Still, you can’t help but return to Rice’s culture when it comes to what sets the school apart. “Every time I came on campus, I felt really welcomed,” says Jasmine Richard, a 2016 graduate and member of Poets&Quants’ MBAs to Watch, when discussing what drew her to Rice. “Everyone, the admissions team and current students, seemed excited about having me join the school. It’s a really small program. People support each other.” This outgoing, passionate, and supportive culture starts all the way at the top, adds newly arrived Dean Peter Rodriguez who had been a key player at UVA’s Darden School. “We place great value on being attentive, responsive and kind to everyone we touch. We know that if we keep our focus on how we treat our students even before they’re our students, good things will always follow.”

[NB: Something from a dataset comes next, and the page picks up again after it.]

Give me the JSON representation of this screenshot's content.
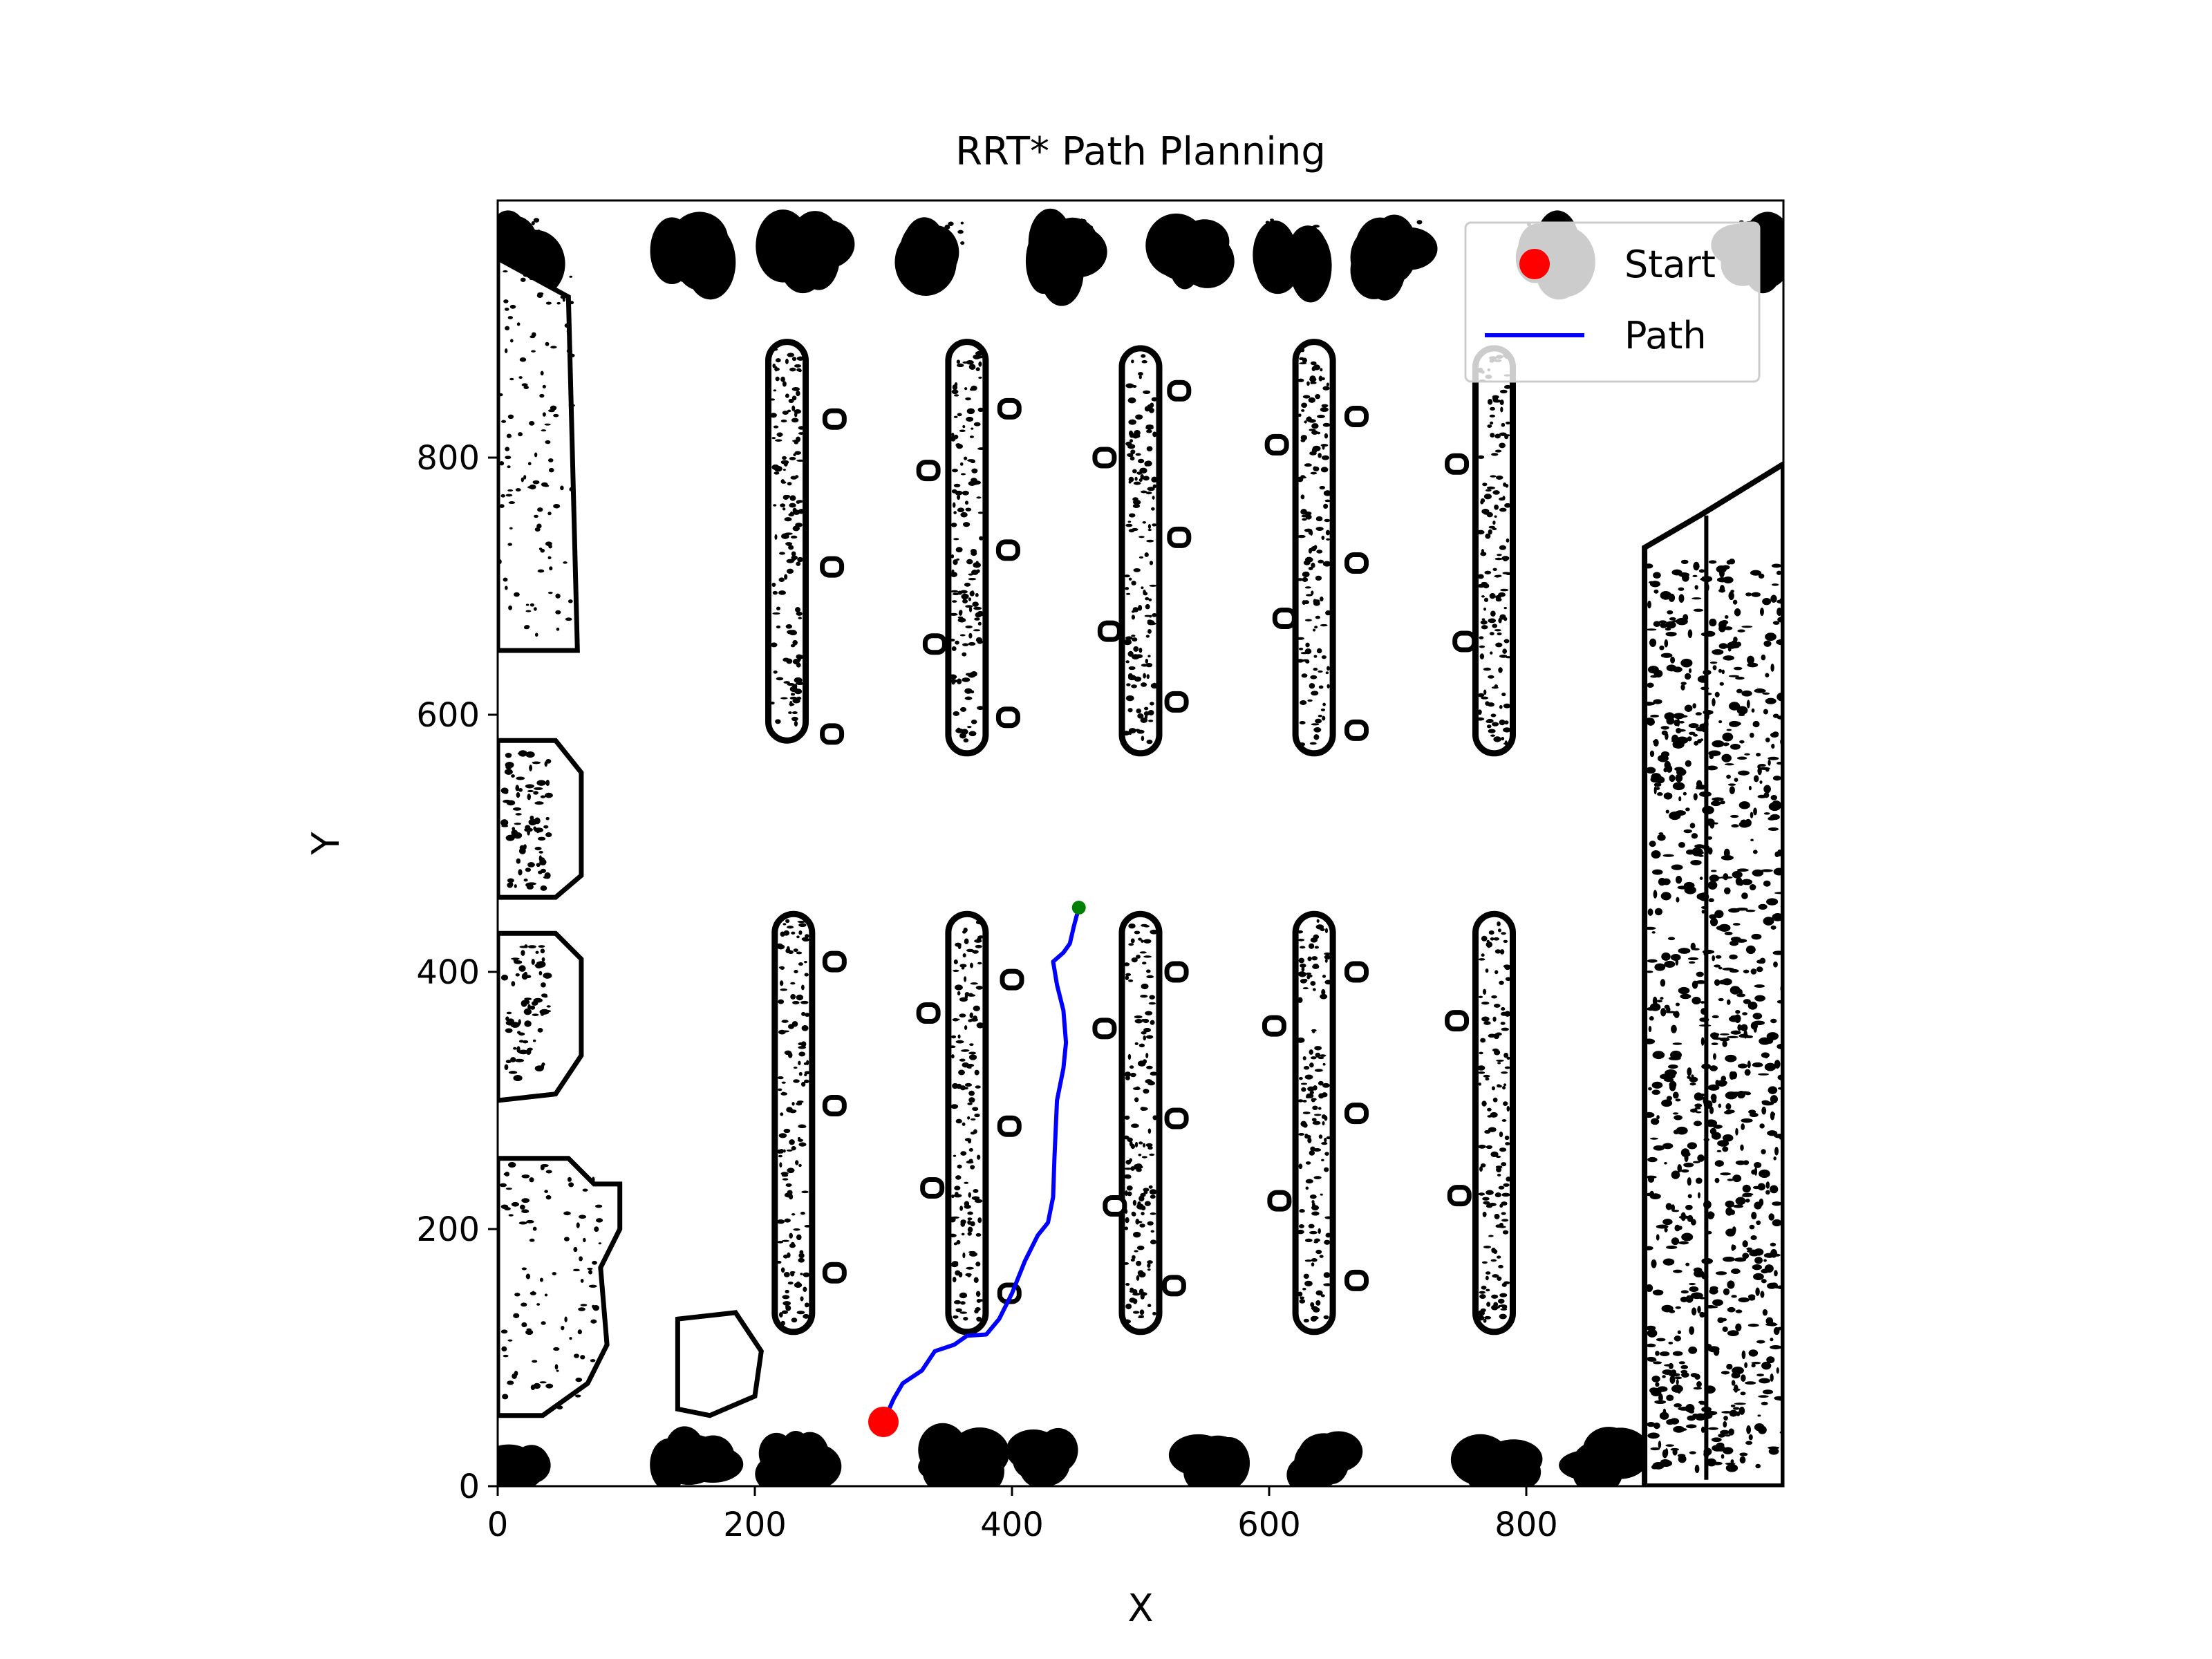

University of Chicago Booth School of Business

University of Chicago (Booth): Booth…an emerging MBA program? Aren’t they really the establishment? They are…to an extent. In 2016, the program made news on several fronts. Par for the course, Booth again ranked #1 in The Economist ranking, notching its standard high scores in delivering stellar personal development, educational experience, and new career opportunities. However, Chicago also tied Stanford for the honor of being runner up to Harvard in the March U.S. News rankings, thanks (in part) to their usual 97% placement rate. In addition, Booth remained the darling of recruiters, with survey scores that placed them 2nd in U.S. News and 3rd in Bloomberg Businessweek.

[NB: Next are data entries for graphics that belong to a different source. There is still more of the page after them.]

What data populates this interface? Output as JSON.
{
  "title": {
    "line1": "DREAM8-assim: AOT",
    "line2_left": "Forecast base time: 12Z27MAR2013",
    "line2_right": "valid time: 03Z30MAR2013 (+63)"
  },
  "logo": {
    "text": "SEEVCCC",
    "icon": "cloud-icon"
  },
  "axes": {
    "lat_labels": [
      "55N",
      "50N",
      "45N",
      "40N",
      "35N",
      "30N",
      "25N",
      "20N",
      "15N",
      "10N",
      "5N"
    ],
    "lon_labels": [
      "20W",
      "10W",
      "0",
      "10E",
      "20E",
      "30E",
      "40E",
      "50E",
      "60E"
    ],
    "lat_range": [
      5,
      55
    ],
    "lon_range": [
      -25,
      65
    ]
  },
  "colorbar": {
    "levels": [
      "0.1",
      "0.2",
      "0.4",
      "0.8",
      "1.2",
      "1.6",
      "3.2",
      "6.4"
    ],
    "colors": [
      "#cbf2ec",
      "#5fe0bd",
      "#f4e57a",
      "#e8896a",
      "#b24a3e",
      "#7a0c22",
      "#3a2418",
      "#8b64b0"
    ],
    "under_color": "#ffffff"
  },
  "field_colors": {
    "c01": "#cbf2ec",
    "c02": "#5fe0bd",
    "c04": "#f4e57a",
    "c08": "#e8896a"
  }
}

Does this mean a changing of the guard is at hand? Should we now talk about the “Big Four?” That’s decidedly mixed. Among the five major rankings (Poets&Quants, U.S. News, Financial Times, Bloomberg Businessweek, and The Economist), Booth does rank higher than Wharton in all but the Financial Times. A year earlier, Booth had pulled ahead of Wharton in Poets&Quants, The Economist, and Bloomberg Businessweek. Looking ahead, however, the see-saw between the schools favors Wharton on quantifiable inputs and outputs. In the 2018 class, Wharton held the advantage in GMAT scores, applications, and percentage of women. 2016 Wharton grads also pulled down $3,000 more in total starting pay on average than their Booth counterparts, with Wharton’s enviable 98.2% three-month employment rate encroaching on Booth’s traditional strength. That said, Booth has typically bested Wharton on qualitative survey data (such as recruiter sentiments).

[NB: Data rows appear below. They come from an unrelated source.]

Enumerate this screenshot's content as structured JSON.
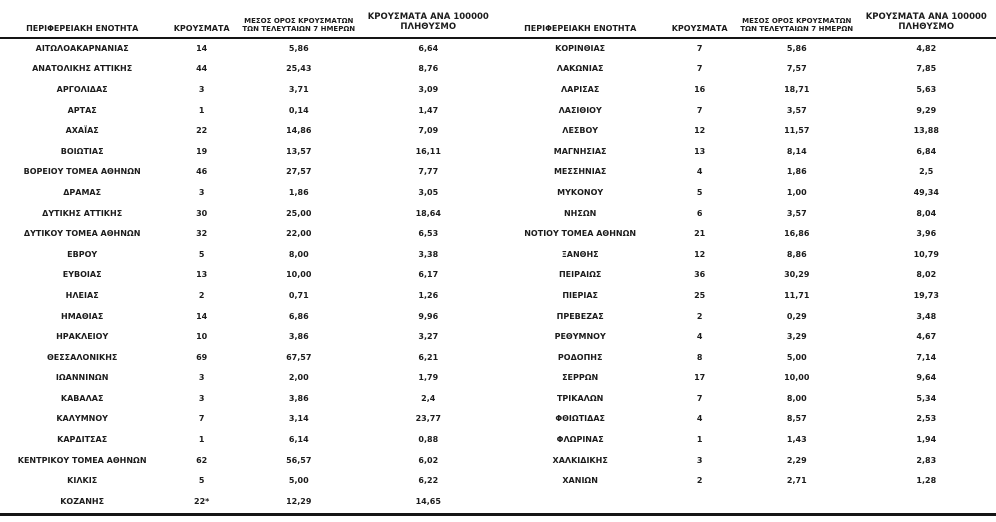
{
  "colors": {
    "background": "#ffffff",
    "text": "#1c1c1c",
    "rule": "#151515"
  },
  "table_headers": {
    "col_region": "ΠΕΡΙΦΕΡΕΙΑΚΗ ΕΝΟΤΗΤΑ",
    "col_cases": "ΚΡΟΥΣΜΑΤΑ",
    "col_avg7_line1": "ΜΕΣΟΣ ΟΡΟΣ ΚΡΟΥΣΜΑΤΩΝ",
    "col_avg7_line2": "ΤΩΝ ΤΕΛΕΥΤΑΙΩΝ 7 ΗΜΕΡΩΝ",
    "col_per100k_line1": "ΚΡΟΥΣΜΑΤΑ ΑΝΑ 100000",
    "col_per100k_line2": "ΠΛΗΘΥΣΜΟ"
  },
  "left_table": {
    "rows": [
      {
        "region": "ΑΙΤΩΛΟΑΚΑΡΝΑΝΙΑΣ",
        "cases": "14",
        "avg7": "5,86",
        "per100k": "6,64"
      },
      {
        "region": "ΑΝΑΤΟΛΙΚΗΣ ΑΤΤΙΚΗΣ",
        "cases": "44",
        "avg7": "25,43",
        "per100k": "8,76"
      },
      {
        "region": "ΑΡΓΟΛΙΔΑΣ",
        "cases": "3",
        "avg7": "3,71",
        "per100k": "3,09"
      },
      {
        "region": "ΑΡΤΑΣ",
        "cases": "1",
        "avg7": "0,14",
        "per100k": "1,47"
      },
      {
        "region": "ΑΧΑΪΑΣ",
        "cases": "22",
        "avg7": "14,86",
        "per100k": "7,09"
      },
      {
        "region": "ΒΟΙΩΤΙΑΣ",
        "cases": "19",
        "avg7": "13,57",
        "per100k": "16,11"
      },
      {
        "region": "ΒΟΡΕΙΟΥ ΤΟΜΕΑ ΑΘΗΝΩΝ",
        "cases": "46",
        "avg7": "27,57",
        "per100k": "7,77"
      },
      {
        "region": "ΔΡΑΜΑΣ",
        "cases": "3",
        "avg7": "1,86",
        "per100k": "3,05"
      },
      {
        "region": "ΔΥΤΙΚΗΣ ΑΤΤΙΚΗΣ",
        "cases": "30",
        "avg7": "25,00",
        "per100k": "18,64"
      },
      {
        "region": "ΔΥΤΙΚΟΥ ΤΟΜΕΑ ΑΘΗΝΩΝ",
        "cases": "32",
        "avg7": "22,00",
        "per100k": "6,53"
      },
      {
        "region": "ΕΒΡΟΥ",
        "cases": "5",
        "avg7": "8,00",
        "per100k": "3,38"
      },
      {
        "region": "ΕΥΒΟΙΑΣ",
        "cases": "13",
        "avg7": "10,00",
        "per100k": "6,17"
      },
      {
        "region": "ΗΛΕΙΑΣ",
        "cases": "2",
        "avg7": "0,71",
        "per100k": "1,26"
      },
      {
        "region": "ΗΜΑΘΙΑΣ",
        "cases": "14",
        "avg7": "6,86",
        "per100k": "9,96"
      },
      {
        "region": "ΗΡΑΚΛΕΙΟΥ",
        "cases": "10",
        "avg7": "3,86",
        "per100k": "3,27"
      },
      {
        "region": "ΘΕΣΣΑΛΟΝΙΚΗΣ",
        "cases": "69",
        "avg7": "67,57",
        "per100k": "6,21"
      },
      {
        "region": "ΙΩΑΝΝΙΝΩΝ",
        "cases": "3",
        "avg7": "2,00",
        "per100k": "1,79"
      },
      {
        "region": "ΚΑΒΑΛΑΣ",
        "cases": "3",
        "avg7": "3,86",
        "per100k": "2,4"
      },
      {
        "region": "ΚΑΛΥΜΝΟΥ",
        "cases": "7",
        "avg7": "3,14",
        "per100k": "23,77"
      },
      {
        "region": "ΚΑΡΔΙΤΣΑΣ",
        "cases": "1",
        "avg7": "6,14",
        "per100k": "0,88"
      },
      {
        "region": "ΚΕΝΤΡΙΚΟΥ ΤΟΜΕΑ ΑΘΗΝΩΝ",
        "cases": "62",
        "avg7": "56,57",
        "per100k": "6,02"
      },
      {
        "region": "ΚΙΛΚΙΣ",
        "cases": "5",
        "avg7": "5,00",
        "per100k": "6,22"
      },
      {
        "region": "ΚΟΖΑΝΗΣ",
        "cases": "22*",
        "avg7": "12,29",
        "per100k": "14,65"
      }
    ]
  },
  "right_table": {
    "rows": [
      {
        "region": "ΚΟΡΙΝΘΙΑΣ",
        "cases": "7",
        "avg7": "5,86",
        "per100k": "4,82"
      },
      {
        "region": "ΛΑΚΩΝΙΑΣ",
        "cases": "7",
        "avg7": "7,57",
        "per100k": "7,85"
      },
      {
        "region": "ΛΑΡΙΣΑΣ",
        "cases": "16",
        "avg7": "18,71",
        "per100k": "5,63"
      },
      {
        "region": "ΛΑΣΙΘΙΟΥ",
        "cases": "7",
        "avg7": "3,57",
        "per100k": "9,29"
      },
      {
        "region": "ΛΕΣΒΟΥ",
        "cases": "12",
        "avg7": "11,57",
        "per100k": "13,88"
      },
      {
        "region": "ΜΑΓΝΗΣΙΑΣ",
        "cases": "13",
        "avg7": "8,14",
        "per100k": "6,84"
      },
      {
        "region": "ΜΕΣΣΗΝΙΑΣ",
        "cases": "4",
        "avg7": "1,86",
        "per100k": "2,5"
      },
      {
        "region": "ΜΥΚΟΝΟΥ",
        "cases": "5",
        "avg7": "1,00",
        "per100k": "49,34"
      },
      {
        "region": "ΝΗΣΩΝ",
        "cases": "6",
        "avg7": "3,57",
        "per100k": "8,04"
      },
      {
        "region": "ΝΟΤΙΟΥ ΤΟΜΕΑ ΑΘΗΝΩΝ",
        "cases": "21",
        "avg7": "16,86",
        "per100k": "3,96"
      },
      {
        "region": "ΞΑΝΘΗΣ",
        "cases": "12",
        "avg7": "8,86",
        "per100k": "10,79"
      },
      {
        "region": "ΠΕΙΡΑΙΩΣ",
        "cases": "36",
        "avg7": "30,29",
        "per100k": "8,02"
      },
      {
        "region": "ΠΙΕΡΙΑΣ",
        "cases": "25",
        "avg7": "11,71",
        "per100k": "19,73"
      },
      {
        "region": "ΠΡΕΒΕΖΑΣ",
        "cases": "2",
        "avg7": "0,29",
        "per100k": "3,48"
      },
      {
        "region": "ΡΕΘΥΜΝΟΥ",
        "cases": "4",
        "avg7": "3,29",
        "per100k": "4,67"
      },
      {
        "region": "ΡΟΔΟΠΗΣ",
        "cases": "8",
        "avg7": "5,00",
        "per100k": "7,14"
      },
      {
        "region": "ΣΕΡΡΩΝ",
        "cases": "17",
        "avg7": "10,00",
        "per100k": "9,64"
      },
      {
        "region": "ΤΡΙΚΑΛΩΝ",
        "cases": "7",
        "avg7": "8,00",
        "per100k": "5,34"
      },
      {
        "region": "ΦΘΙΩΤΙΔΑΣ",
        "cases": "4",
        "avg7": "8,57",
        "per100k": "2,53"
      },
      {
        "region": "ΦΛΩΡΙΝΑΣ",
        "cases": "1",
        "avg7": "1,43",
        "per100k": "1,94"
      },
      {
        "region": "ΧΑΛΚΙΔΙΚΗΣ",
        "cases": "3",
        "avg7": "2,29",
        "per100k": "2,83"
      },
      {
        "region": "ΧΑΝΙΩΝ",
        "cases": "2",
        "avg7": "2,71",
        "per100k": "1,28"
      }
    ]
  }
}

Alas, there is a wild card at play here. Booth Dean Sunil Kumar departed over the summer to become the senior vice president of academic affairs at John Hopkins University. With any transition, you have the great question: Will the school lose its slow and steady momentum during the process…or will new leadership spark an intellectual renaissance and take Booth to the next level? Stayed tuned on this one. There’s precedent on both ends and it’s going to make for a fascinating study.